2. Christian Ethiopia in the Past

The Church founded by Frumentius and Aedesius soon became the religion of the State of Aksum and of all the real (Semitic) Abyssinians. From their time till to-day there has been a powerful Christian State south of Nubia. Its frontiers have varied considerably, as the King of Abyssinia gained or lost territory by the fortune of war. Not all his subjects have been Christian. The King himself, his court and his own people are always; but they have often ruled and still do rule over subject tribes who remain Pagan or Moslem. The next thing we hear of the Ethiopic Church is a happy omen of its orthodoxy, unhappily not to be fulfilled in later years. It refused to accept Arianism. In 365 Constantius wrote to beg the Abyssinian King to send Frumentius to Alexandria, that he might learn the true faith from (and join in communion with) the Arian intruded Patriarch George (356-362). At the same time he warned him against Athanasius, who had been deposed "for many crimes."[1] But Frumentius and the king remained faithful to the saint from whom they had received their hierarchy.

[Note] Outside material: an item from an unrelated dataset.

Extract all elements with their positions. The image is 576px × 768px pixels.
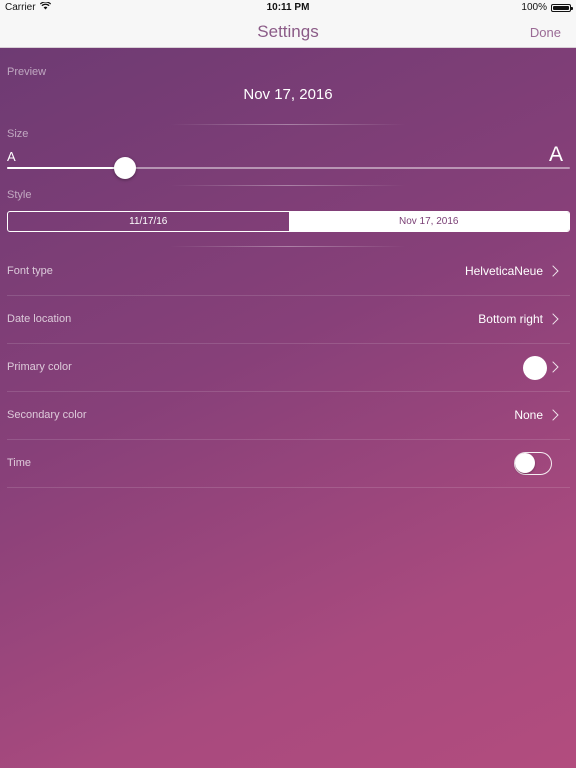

Christianity was then strengthened and extended in Abyssinia by the monks of Upper Egypt . These have hardly had justice done to them as propagators of the faith. They preached the gospel with great zeal among the heathen south of Egypt. They built up flourishing churches in Nubia (p. 305), and so met the Christian Ethiopians. In the 5th and 6th centuries Coptic monks came to Abyssinia and revived or reorganized Christianity there, so that the Ethiopians count this as a kind of second conversion of their country. About the year 480, in the time of King Ameda, came the "Nine Saints," still honoured as secondary apostles of the country. They were Coptic monks, named Aragawi, Pantaleon,

  1. Athanasius: Apol. contra Arianos, 30 (P.G. xxv. 297-299).